When asked whether the government should move long-term care residents ill with COVID-19 symptoms to hospital to protect the other residents, more than twice as many said yes (50 per cent) as those that said no (20 per cent), they should not be moved.
“This government cancelled inspections of long-term care facilities last year at the request of the long- term care industry, and until recently, long-term care residents with COVID-19 were not being transferred to hospital. This government has turned a blind eye and has a lot to answer for. But all of us owe so much more to this generation in our care and it is time to face that squarely,” says OCHU president Michael Hurley.
As of June, 2,4770 health care workers were infected with COVID-19. Thirteen of them have died. Consistently hospital and long-term care workers, who are members of CUPE, have said they do not have access to the equipment such as N95 to work safely.
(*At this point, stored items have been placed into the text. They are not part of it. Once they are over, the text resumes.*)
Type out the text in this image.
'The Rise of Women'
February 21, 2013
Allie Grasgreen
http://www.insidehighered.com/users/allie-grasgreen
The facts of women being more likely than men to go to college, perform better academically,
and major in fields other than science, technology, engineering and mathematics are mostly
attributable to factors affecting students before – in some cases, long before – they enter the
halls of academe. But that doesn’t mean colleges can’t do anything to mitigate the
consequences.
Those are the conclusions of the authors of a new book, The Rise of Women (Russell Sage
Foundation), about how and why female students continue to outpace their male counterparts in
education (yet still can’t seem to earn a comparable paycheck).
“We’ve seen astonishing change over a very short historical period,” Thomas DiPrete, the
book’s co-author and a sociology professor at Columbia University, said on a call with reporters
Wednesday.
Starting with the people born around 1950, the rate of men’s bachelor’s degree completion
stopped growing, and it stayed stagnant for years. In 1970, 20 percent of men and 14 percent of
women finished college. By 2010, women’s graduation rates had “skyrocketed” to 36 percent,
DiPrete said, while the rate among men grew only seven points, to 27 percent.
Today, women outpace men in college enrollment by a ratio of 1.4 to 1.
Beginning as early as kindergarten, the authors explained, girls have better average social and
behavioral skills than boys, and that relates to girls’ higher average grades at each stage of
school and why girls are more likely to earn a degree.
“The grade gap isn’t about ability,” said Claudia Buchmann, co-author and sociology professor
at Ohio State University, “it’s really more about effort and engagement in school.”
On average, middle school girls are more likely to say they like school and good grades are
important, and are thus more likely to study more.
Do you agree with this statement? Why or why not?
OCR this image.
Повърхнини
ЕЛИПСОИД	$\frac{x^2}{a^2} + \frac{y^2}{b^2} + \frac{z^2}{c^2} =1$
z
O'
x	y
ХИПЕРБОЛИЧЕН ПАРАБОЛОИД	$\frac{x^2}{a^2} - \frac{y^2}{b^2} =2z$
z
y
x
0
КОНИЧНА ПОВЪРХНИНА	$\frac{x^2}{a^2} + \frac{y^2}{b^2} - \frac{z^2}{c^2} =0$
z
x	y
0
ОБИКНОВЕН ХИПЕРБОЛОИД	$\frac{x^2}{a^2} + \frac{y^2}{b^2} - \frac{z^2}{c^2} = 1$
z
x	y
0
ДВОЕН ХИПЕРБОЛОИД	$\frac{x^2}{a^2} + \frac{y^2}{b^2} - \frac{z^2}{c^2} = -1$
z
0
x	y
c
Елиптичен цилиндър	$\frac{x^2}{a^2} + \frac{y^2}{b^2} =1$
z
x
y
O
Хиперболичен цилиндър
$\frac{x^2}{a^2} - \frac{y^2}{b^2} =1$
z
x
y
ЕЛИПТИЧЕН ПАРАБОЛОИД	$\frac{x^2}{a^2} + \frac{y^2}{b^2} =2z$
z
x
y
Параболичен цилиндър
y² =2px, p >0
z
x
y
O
The province has been clear that the supply of personal protective equipment (PPE) is low, and that health staff must not waste PPE.
“LTC care staff care staff have loudly told the Premier and his minister’s that they are often denied PPE or told to ration and reuse masks and gowns,” says Hurley. “The same military report supports what health care workers have been telling the government, that the PPE they need to protect themselves and residents, simply is not being made available to them.” Asked whether they thought the province needed to toughen its standards for protecting health care staff, 80 per cent polled in Ottawa and Cornwall, said yes.
Testing for COVID-19 in Ontario is improving but still lagging. Other countries with aggressive testing have many fewer deaths. When asked would you like to see Ontario significantly increased testing, respondents in Ottawa and Cornwall showed high support for widespread COVID-19 testing, with 84 per cent saying yes. In Ottawa, 83 per cent think all hospital patients and staff should be tested for the virus. Approval is even higher in Cornwall, with 90 per cent supporting testing all hospital patients and staff for COVID-19.